On Mar 30, 7:07 pm, wrote:
On Mar 30, 5:14 pm, "Ken S. Tucker" wrote:


Every pilot must know when he's in a spiral dive and
how to correct it.
Hard input will shatter the a/c, especially if IAS is near
red line, which happens quickly, so be gentle.


In my experience, gentle application of elevator with
reverse aileron is ok. However, jerking the elevator
can snug the turn and exceed the g-rating, specially
if the airlerons are used inappropriately.
I'd like to hear an expert opinion.
Ken


The private pilot student is taught to recognize the spiral, cut
the power, level the wings, and ease out of the dive.


"level and ***ease*** out".
The pilot should yell out "spiral dive" as fast as he
he recognizes that and that then institutes the cool
recovery procedure, that differs from a spin stall.
Is that right?
I'm wondering about rudder application differences.

In that exact
order. Anything less is cause for failure of the exercise on the
flight test. It's the failure to recognize the spiral that often gets
the VFR-only pilot after he gets into IMC. Flight is coordinated and
he doesn't feel anything. He isn't trained to trust, yet cross-check,
all the instruments. He trusts his sense of balance, which tells him
big lies when his eyes have nothing to look at outside.

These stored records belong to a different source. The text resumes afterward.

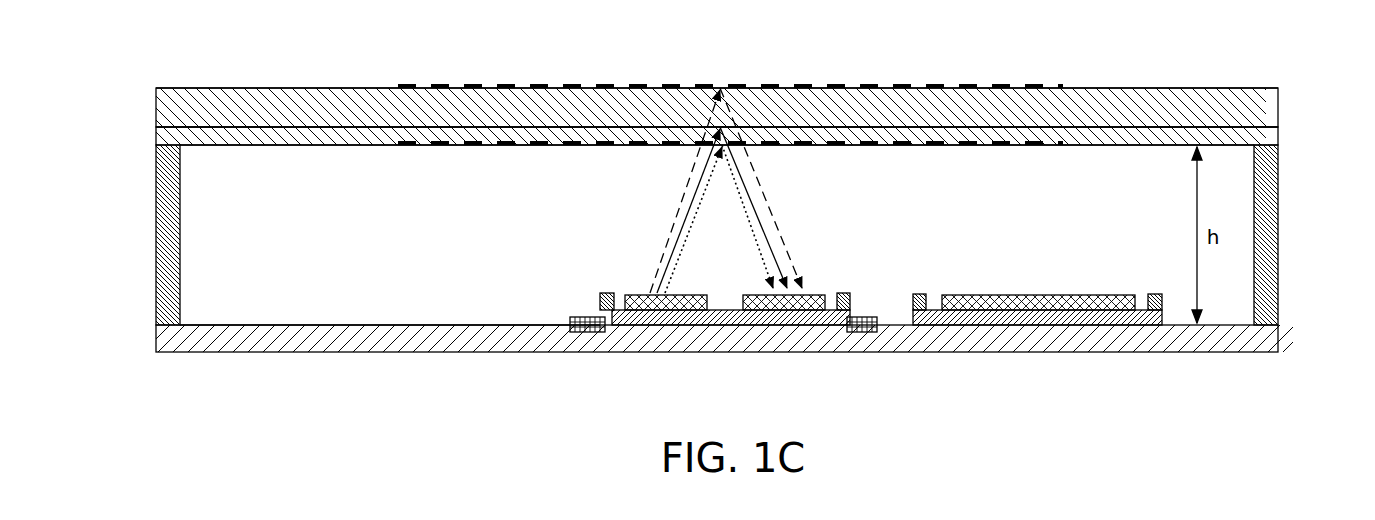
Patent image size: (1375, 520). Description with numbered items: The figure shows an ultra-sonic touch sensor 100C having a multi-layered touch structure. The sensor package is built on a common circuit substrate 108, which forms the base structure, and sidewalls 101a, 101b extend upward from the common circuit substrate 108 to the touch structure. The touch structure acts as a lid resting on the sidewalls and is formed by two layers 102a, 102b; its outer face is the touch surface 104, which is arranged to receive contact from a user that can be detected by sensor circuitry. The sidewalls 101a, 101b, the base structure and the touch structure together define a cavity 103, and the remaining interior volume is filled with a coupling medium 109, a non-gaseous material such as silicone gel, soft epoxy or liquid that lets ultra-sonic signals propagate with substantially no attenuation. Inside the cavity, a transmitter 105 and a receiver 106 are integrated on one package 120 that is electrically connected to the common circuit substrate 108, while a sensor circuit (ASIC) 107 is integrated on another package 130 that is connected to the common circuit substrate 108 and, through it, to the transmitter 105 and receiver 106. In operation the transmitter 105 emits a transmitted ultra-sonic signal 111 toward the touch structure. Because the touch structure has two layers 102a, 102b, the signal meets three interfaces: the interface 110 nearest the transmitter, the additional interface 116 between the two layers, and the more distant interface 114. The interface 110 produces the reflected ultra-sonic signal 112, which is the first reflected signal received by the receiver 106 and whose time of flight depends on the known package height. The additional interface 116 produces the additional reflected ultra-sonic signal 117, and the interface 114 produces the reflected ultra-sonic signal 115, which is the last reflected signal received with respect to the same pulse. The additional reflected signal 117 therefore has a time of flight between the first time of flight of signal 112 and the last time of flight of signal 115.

The ultra-sonic touch sensor 100C is at (134, 44).
The touch structure layer 102a is at (156, 103).
The touch structure layer 102b is at (156, 139).
The touch surface 104 is at (1186, 88).
The interface 114 is at (268, 98).
The additional interface 116 is at (380, 132).
The interface 110 is at (258, 151).
The sidewall 101a is at (156, 248).
The sidewall 101b is at (1266, 232).
The cavity 103 is at (344, 241).
The common circuit substrate 108 is at (367, 335).
The coupling medium 109 is at (228, 302).
The package 120 is at (618, 325).
The transmitter 105 is at (682, 310).
The receiver 106 is at (785, 310).
The package 130 is at (962, 322).
The sensor circuit (ASIC) 107 is at (1038, 305).
The transmitted ultra-sonic signal 111 is at (681, 190).
The reflected ultra-sonic signal 115 is at (747, 152).
The additional reflected ultra-sonic signal 117 is at (748, 185).
The reflected ultra-sonic signal 112 is at (752, 220).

I concur. The pilot reported his Artificial Horizon Indicator
(from what I've read) was to him faulty.
Yeah, a faulty AH can certainly **** up a pilot on
instruments, though the fella was flying in daytime.
Possibly, he was clouded, (not VFR).

Some slippery airplanes will pull up hard on their own when the
wings are levelled. The stability of the aircraft causes the nose to
rise when airspeed rises, and so, if the speed is high enough, when
the turn is stopped by levelling the wings the nose will come up on
its own, sometimes hard enough to cause structural damage or failure.


Ok.

Many of these slippery sorts will experience failure of the
horizontal stabilizer first. The airplane then flops over onto its
back and the wings fail downward due to the negative G loading. The
210 and Bonanza were famous for that sort of thing.
Dan


Thank you Dan, that's an unpleasant Roger.